Northern Electric has come out fighting with a package for shareholders of £5.07 per share in a last-ditch attempt to fend off the £12bn hostile bid by Trafalgar House. The company has also forecast an increase of 16 per cent in pre-tax profits to £150m this year, as well as a 33 per cent increase in the dividend to 33p and earnings per share up at least 21 per cent to 97p.

The £5.07 includes a special dividend of £1.50 to be paid before the end of April, and an irredeemable preference share worth at least £1 on issue with an underwritten cash alternative of £1. The balance is the value of Northern's shares in the National Grid Company, which it has promised to distribute to shareholders, and a special dividend which is expected to be paid prior to the planned flotation of the grid.

The value of the package is about £500 for the average small shareholder, of which Northern has 110,000. The company is also projecting expected increases of 13 per cent in the ordinary dividend in the years ending March 1996 and 1997.

David Morris, chairman, said the measures show that Trafalgar's bid "seriously undervalues" Northern Electric's shares. He said that the Trafalgar cash alternative of £10.48 places a value on Northern's shares of only £5.41 once the package being offered to shareholders is implemented. Northern's shares closed up 21p at £11.12.

Mr Morris told shareholders: "You would be giving up significant value by accepting the Trafalgar House offer. A continuing investment in Northern Electric would be worth significantly more to you."

The measures proposed by Northern Electric would leave the company with debt gearing of 225 per cent by March 1996, which is unprecedented among UK utilities and compares with Northern's cash-positive position last September. The company said that its plans would be funded through bank borrowings and that gearing would fall to 100 per cent by March 2000.

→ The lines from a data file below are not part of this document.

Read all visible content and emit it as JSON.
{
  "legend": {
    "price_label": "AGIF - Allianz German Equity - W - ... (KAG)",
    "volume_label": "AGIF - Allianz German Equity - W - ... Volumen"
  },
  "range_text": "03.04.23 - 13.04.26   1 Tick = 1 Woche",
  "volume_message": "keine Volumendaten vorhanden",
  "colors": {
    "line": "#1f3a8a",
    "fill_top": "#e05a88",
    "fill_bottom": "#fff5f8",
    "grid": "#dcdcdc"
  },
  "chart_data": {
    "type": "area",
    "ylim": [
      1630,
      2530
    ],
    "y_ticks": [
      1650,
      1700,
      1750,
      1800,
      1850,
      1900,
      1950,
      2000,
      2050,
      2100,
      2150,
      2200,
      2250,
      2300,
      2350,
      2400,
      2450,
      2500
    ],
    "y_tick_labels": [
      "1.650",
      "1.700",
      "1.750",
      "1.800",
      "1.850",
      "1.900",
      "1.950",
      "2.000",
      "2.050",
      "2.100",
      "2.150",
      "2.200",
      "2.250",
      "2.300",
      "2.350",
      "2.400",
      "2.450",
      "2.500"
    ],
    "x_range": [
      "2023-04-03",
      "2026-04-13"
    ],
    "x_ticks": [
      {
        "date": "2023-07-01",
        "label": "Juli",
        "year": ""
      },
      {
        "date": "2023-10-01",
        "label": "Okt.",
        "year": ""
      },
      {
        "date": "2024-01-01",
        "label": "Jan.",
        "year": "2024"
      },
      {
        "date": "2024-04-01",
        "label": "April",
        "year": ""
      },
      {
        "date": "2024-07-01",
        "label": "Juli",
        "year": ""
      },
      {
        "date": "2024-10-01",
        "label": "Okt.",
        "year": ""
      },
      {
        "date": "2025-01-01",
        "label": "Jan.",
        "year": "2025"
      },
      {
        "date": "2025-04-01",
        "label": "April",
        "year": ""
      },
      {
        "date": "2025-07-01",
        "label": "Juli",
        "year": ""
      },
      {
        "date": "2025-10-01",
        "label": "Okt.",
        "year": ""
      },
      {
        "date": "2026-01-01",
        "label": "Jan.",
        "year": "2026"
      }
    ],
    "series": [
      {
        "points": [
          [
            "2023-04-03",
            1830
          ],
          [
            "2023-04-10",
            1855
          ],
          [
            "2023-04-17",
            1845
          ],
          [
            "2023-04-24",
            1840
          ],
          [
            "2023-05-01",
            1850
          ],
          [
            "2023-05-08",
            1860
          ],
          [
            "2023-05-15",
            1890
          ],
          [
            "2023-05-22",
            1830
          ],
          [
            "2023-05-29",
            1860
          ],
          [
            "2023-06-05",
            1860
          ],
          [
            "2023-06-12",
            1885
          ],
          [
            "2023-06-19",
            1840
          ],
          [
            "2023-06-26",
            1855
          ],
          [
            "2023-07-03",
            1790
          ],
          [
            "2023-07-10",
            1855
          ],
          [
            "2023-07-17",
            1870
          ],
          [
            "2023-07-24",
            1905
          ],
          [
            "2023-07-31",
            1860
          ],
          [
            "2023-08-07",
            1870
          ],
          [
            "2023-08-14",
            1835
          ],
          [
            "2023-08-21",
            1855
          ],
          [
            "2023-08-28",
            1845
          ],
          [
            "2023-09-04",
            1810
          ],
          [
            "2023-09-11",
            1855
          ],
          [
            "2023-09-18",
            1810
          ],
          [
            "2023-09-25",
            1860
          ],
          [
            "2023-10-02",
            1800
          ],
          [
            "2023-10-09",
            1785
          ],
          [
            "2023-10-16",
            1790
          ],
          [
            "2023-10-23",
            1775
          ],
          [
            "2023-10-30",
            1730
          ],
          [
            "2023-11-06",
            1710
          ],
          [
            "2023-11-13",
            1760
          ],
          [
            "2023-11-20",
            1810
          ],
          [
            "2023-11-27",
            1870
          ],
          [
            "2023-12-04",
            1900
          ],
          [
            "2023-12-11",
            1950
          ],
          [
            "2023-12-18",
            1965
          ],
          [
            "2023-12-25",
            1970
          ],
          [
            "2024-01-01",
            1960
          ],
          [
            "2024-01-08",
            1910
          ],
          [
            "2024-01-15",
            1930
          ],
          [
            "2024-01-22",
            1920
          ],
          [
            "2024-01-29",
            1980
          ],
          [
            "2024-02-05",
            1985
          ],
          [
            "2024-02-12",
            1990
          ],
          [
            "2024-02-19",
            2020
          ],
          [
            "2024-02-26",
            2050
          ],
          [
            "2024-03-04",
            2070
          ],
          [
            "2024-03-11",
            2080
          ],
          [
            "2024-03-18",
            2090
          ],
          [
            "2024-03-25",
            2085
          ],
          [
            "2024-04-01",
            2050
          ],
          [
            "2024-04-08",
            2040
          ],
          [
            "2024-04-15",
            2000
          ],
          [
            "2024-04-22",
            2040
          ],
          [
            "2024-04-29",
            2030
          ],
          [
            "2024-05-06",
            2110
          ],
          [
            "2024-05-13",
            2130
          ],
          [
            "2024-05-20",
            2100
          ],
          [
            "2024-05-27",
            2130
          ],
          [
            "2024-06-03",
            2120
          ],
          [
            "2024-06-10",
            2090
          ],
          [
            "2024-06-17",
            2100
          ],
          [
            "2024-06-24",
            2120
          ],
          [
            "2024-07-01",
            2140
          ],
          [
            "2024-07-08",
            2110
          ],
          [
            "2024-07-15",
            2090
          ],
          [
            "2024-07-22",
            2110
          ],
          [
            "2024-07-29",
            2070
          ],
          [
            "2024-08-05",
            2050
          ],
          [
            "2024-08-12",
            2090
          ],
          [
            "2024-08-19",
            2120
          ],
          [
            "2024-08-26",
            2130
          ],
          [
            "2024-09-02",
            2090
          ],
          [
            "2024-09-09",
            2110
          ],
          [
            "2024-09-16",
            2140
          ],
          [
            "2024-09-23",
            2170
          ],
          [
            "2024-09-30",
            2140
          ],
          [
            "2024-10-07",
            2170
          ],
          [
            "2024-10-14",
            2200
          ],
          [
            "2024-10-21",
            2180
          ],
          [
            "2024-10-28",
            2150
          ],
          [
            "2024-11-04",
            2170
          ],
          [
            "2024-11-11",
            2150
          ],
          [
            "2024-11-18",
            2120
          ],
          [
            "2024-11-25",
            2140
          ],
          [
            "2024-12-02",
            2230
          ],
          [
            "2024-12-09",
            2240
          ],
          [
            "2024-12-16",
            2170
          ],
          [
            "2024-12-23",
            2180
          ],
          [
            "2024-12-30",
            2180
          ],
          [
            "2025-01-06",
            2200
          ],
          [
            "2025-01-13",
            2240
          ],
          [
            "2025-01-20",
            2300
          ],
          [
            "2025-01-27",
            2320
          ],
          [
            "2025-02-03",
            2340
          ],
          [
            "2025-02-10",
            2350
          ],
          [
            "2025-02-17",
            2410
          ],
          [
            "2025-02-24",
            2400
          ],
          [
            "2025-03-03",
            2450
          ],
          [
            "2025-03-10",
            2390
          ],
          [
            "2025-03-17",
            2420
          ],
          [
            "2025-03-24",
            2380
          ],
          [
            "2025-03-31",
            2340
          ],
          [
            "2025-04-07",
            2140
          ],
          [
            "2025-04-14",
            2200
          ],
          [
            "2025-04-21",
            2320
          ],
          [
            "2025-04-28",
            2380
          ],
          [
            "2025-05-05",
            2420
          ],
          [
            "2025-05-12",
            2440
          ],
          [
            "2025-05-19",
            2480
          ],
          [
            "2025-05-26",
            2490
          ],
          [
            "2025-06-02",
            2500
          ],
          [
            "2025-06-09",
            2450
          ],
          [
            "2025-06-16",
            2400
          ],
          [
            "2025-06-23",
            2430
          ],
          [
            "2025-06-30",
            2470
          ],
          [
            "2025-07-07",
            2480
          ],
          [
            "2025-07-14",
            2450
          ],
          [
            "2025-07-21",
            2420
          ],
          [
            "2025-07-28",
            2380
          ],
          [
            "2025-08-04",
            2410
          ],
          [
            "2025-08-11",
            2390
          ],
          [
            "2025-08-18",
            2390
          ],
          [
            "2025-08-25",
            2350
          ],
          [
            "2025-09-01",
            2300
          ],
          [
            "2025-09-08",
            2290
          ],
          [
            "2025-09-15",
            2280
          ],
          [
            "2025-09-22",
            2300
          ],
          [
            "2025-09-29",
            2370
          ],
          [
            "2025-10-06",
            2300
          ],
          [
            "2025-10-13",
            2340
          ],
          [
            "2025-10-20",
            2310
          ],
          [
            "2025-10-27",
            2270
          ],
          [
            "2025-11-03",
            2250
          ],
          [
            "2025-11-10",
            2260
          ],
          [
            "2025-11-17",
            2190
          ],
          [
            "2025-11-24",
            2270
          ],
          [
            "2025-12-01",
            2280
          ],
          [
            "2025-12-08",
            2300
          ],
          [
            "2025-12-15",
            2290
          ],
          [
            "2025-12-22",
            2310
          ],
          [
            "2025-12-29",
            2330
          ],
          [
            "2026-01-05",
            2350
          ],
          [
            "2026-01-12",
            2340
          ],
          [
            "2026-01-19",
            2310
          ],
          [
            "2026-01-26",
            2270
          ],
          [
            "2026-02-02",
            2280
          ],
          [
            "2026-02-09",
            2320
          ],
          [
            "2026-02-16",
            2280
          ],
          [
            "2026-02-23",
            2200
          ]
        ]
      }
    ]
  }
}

Mr Morris said he is "comfortable" with the level of gearing. "This is a secure business with a predictable revenue stream. The gearing certainly is not crazy because it's bankable and entirely manageable."

He added that Northern would bring down its borrowings through a variety of measures, including tight cost control. The company has already said it will cut 520 jobs this year and 200 in each of the two following years. It also intends to rein back on capital expenditure on non-core businesses.

City analysts said the defence shows the strengths of the regional electricity firms and added that the other 11 companies in the sector would be under pressure to produce similar measures to increase shareholder value. Nigel Hawkins, an analyst with Hoare Govett, said: "The question is, do the other companies do something now or do they wait until a predator comes along?"

Trafalgar House, which has until next Friday to increase its offer, said that Northern's proposals would leave "a rump burdened with an alarming level of new debt and expensive preference shares."

Nigel Rich, chief executive, said: "That is not a defence, that is an argument for Northern Electric shareholders to accept the Trafalgar House offer or sell their shares while they still have the chance at these prices."

Although the bid has been given the go-ahead by Michael Heseltine, president of the board of trade, it could yet be referred to the Monopolies and Mergers Commission by Professor Stephen Littlechild, director general of electricity supply, who is concerned about his ability to regulate in the event of a takeover.